L’atorvastatina non era associata ad alcuna differenza significativa in nessuno dei singoli componenti dell’endpoint composito primario. Inoltre, non c’era alcuna differenza significativa in nessuno degli endpoint di sicurezza, che includevano sanguinamento maggiore ed elevazioni dei livelli degli enzimi epatici
Le analisi dei sottogruppi sono state per lo più coerenti con i risultati principali, con una sola eccezione.Nel sottogruppo di pazienti che si sono presentati entro i primi 7 giorni dall’insorgenza dei sintomi da COVID-19, c’era un accenno di un potenziale effetto protettivo con atorvastatina. In questo gruppo di 171 pazienti, l’endpoint primario si è verificato nel 30,9% di coloro che assumevano atorvastatina, rispetto al 40,3% di quelli che assumevano placebo (OR, 0,60; P = 0,055).

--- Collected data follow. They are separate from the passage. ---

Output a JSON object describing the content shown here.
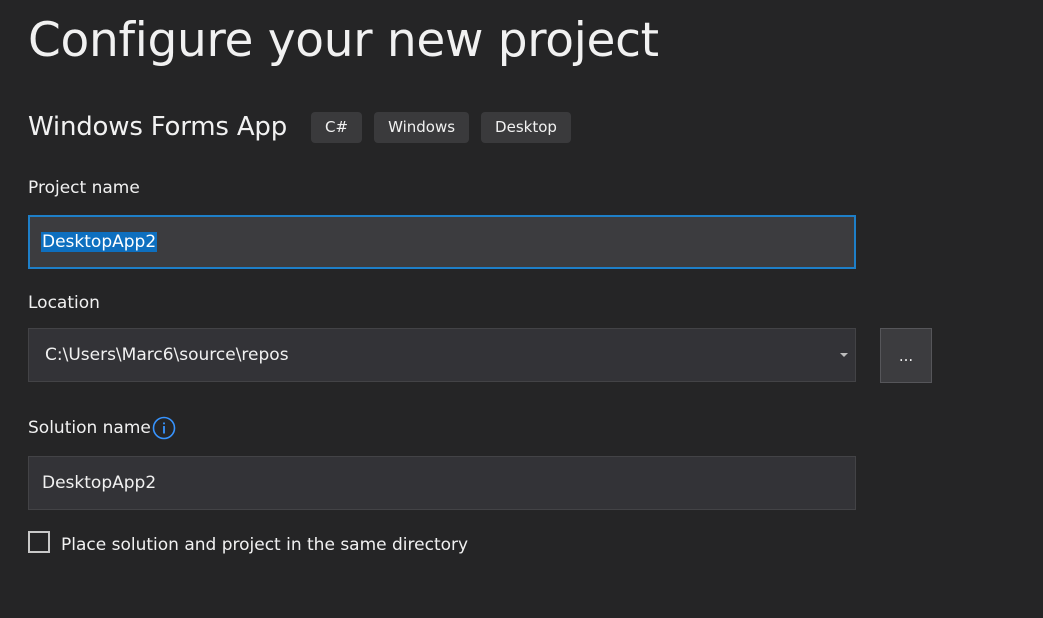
{
  "title": "Configure your new project",
  "template": {
    "name": "Windows Forms App",
    "tags": [
      "C#",
      "Windows",
      "Desktop"
    ]
  },
  "project_name": {
    "label": "Project name",
    "value": "DesktopApp2"
  },
  "location": {
    "label": "Location",
    "value": "C:\\Users\\Marc6\\source\\repos",
    "browse_label": "..."
  },
  "solution_name": {
    "label": "Solution name",
    "value": "DesktopApp2"
  },
  "same_directory": {
    "label": "Place solution and project in the same directory",
    "checked": false
  },
  "colors": {
    "background": "#252526",
    "focus_border": "#1e7fc8",
    "selection": "#0e6fbf",
    "info_icon": "#3794ff"
  },
  "icons": {
    "info": "info-icon",
    "dropdown": "chevron-down-icon"
  }
}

«Questa è un’osservazione interessante, ed è plausibile, in quanto questi pazienti potrebbero essere in una fase diversa del COVID-19. Ma dobbiamo essere consapevoli della molteplicità dei confronti, e questo deve essere ulteriormente studiato in studi successivi» ha detto Bikdeli.

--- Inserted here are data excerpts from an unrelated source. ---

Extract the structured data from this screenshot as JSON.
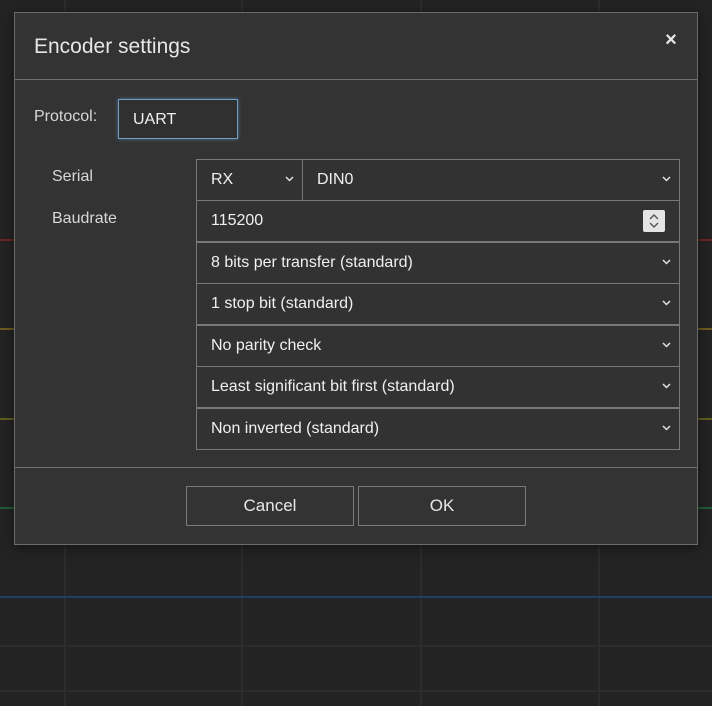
{
  "dialog": {
    "title": "Encoder settings",
    "close_icon": "×",
    "protocol_label": "Protocol:",
    "protocol_value": "UART"
  },
  "form": {
    "serial_label": "Serial",
    "baudrate_label": "Baudrate",
    "serial_direction": "RX",
    "serial_channel": "DIN0",
    "baudrate_value": "115200",
    "data_bits": "8 bits per transfer (standard)",
    "stop_bits": "1 stop bit (standard)",
    "parity": "No parity check",
    "bit_order": "Least significant bit first (standard)",
    "polarity": "Non inverted (standard)"
  },
  "buttons": {
    "cancel": "Cancel",
    "ok": "OK"
  },
  "colors": {
    "dialog_bg": "#333333",
    "focus_border": "#6d9fc7",
    "backdrop": "#232323"
  }
}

Risultati migliori con somministrazione preventiva e dosi più alte?
Parlando dello studio alla presentazione dell’ACC, Binita Shah, del NYU Langone Health di New York, ha affermato che l’importanza di iscrivere i pazienti COVID-19 agli studi clinici era fondamentale, ma che questi pazienti in terapia intensiva potrebbero non essere stati la popolazione giusta in cui testare una statina. «Forse per questi pazienti molto malati, è troppo tardi. Cercare di tenere a freno la tempesta infiammatoria di citochine e l’interazione con la trombosi a questo punto è molto difficile» ha commentato Shah.

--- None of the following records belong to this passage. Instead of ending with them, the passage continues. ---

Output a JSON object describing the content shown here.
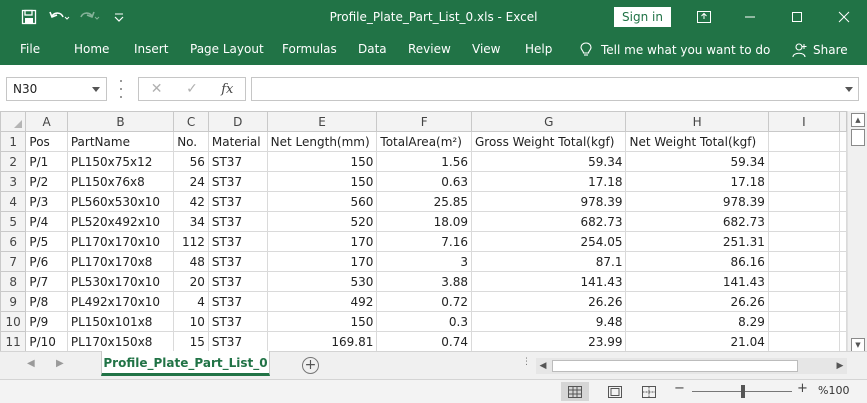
{
  "window": {
    "title": "Profile_Plate_Part_List_0.xls  -  Excel",
    "sign_in": "Sign in"
  },
  "ribbon": {
    "tabs": [
      "File",
      "Home",
      "Insert",
      "Page Layout",
      "Formulas",
      "Data",
      "Review",
      "View",
      "Help"
    ],
    "tell_me": "Tell me what you want to do",
    "share": "Share"
  },
  "formula_bar": {
    "name_box": "N30",
    "fx": "fx",
    "value": ""
  },
  "sheet": {
    "column_letters": [
      "A",
      "B",
      "C",
      "D",
      "E",
      "F",
      "G",
      "H",
      "I"
    ],
    "row_numbers": [
      "1",
      "2",
      "3",
      "4",
      "5",
      "6",
      "7",
      "8",
      "9",
      "10",
      "11"
    ],
    "header": [
      "Pos",
      "PartName",
      "No.",
      "Material",
      "Net Length(mm)",
      "TotalArea(m²)",
      "Gross Weight Total(kgf)",
      "Net Weight Total(kgf)",
      ""
    ],
    "rows": [
      [
        "P/1",
        "PL150x75x12",
        "56",
        "ST37",
        "150",
        "1.56",
        "59.34",
        "59.34",
        ""
      ],
      [
        "P/2",
        "PL150x76x8",
        "24",
        "ST37",
        "150",
        "0.63",
        "17.18",
        "17.18",
        ""
      ],
      [
        "P/3",
        "PL560x530x10",
        "42",
        "ST37",
        "560",
        "25.85",
        "978.39",
        "978.39",
        ""
      ],
      [
        "P/4",
        "PL520x492x10",
        "34",
        "ST37",
        "520",
        "18.09",
        "682.73",
        "682.73",
        ""
      ],
      [
        "P/5",
        "PL170x170x10",
        "112",
        "ST37",
        "170",
        "7.16",
        "254.05",
        "251.31",
        ""
      ],
      [
        "P/6",
        "PL170x170x8",
        "48",
        "ST37",
        "170",
        "3",
        "87.1",
        "86.16",
        ""
      ],
      [
        "P/7",
        "PL530x170x10",
        "20",
        "ST37",
        "530",
        "3.88",
        "141.43",
        "141.43",
        ""
      ],
      [
        "P/8",
        "PL492x170x10",
        "4",
        "ST37",
        "492",
        "0.72",
        "26.26",
        "26.26",
        ""
      ],
      [
        "P/9",
        "PL150x101x8",
        "10",
        "ST37",
        "150",
        "0.3",
        "9.48",
        "8.29",
        ""
      ],
      [
        "P/10",
        "PL170x150x8",
        "15",
        "ST37",
        "169.81",
        "0.74",
        "23.99",
        "21.04",
        ""
      ]
    ],
    "tab_name": "Profile_Plate_Part_List_0"
  },
  "status": {
    "zoom": "%100"
  },
  "colors": {
    "brand": "#217346"
  }
}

Ha suggerito che potrebbe essere appropriato provare le statine in una fase precedente della malattia al fine di prevenire il processo infiammatorio, piuttosto che cercare di fermarlo dopo che è già iniziato. Shah ha anche messo in dubbio l’uso di una dose così bassa di atorvastatina per questi pazienti.
«Nella letteratura cardiovascolare – almeno nella sindrome coronarica acuta – vengono utilizzate alte dosi di statina per vedere benefici a breve termine. In questo ambiente molto infiammatorio, mi chiedo se un regime ad alta intensità sarebbe più benefico» ha ipotizzato.
Bikdeli ha risposto che è stata scelta una bassa dose di atorvastatina perché all’inizio diversi agenti antivirali, come il ritonavir, venivano utilizzati per i pazienti COVID-19 e questi farmaci erano associati ad aumenti dei livelli di enzimi epatici.«Non volevamo esacerbarli con alte dosi di statine» ha detto. «Ma ora abbiamo stabilito il profilo di sicurezza dell’atorvastatina in questi pazienti e, a posteriori, sì, una dose più alta avrebbe potuto essere migliore»
Barry AA. Intermediate Versus Standard-Dose Prophylactic Anticoagulation in Critically Ill Patients With COVID-19 – INSPIRATION-S. American College of Cardiology (ACC) 2021 Scientific Session.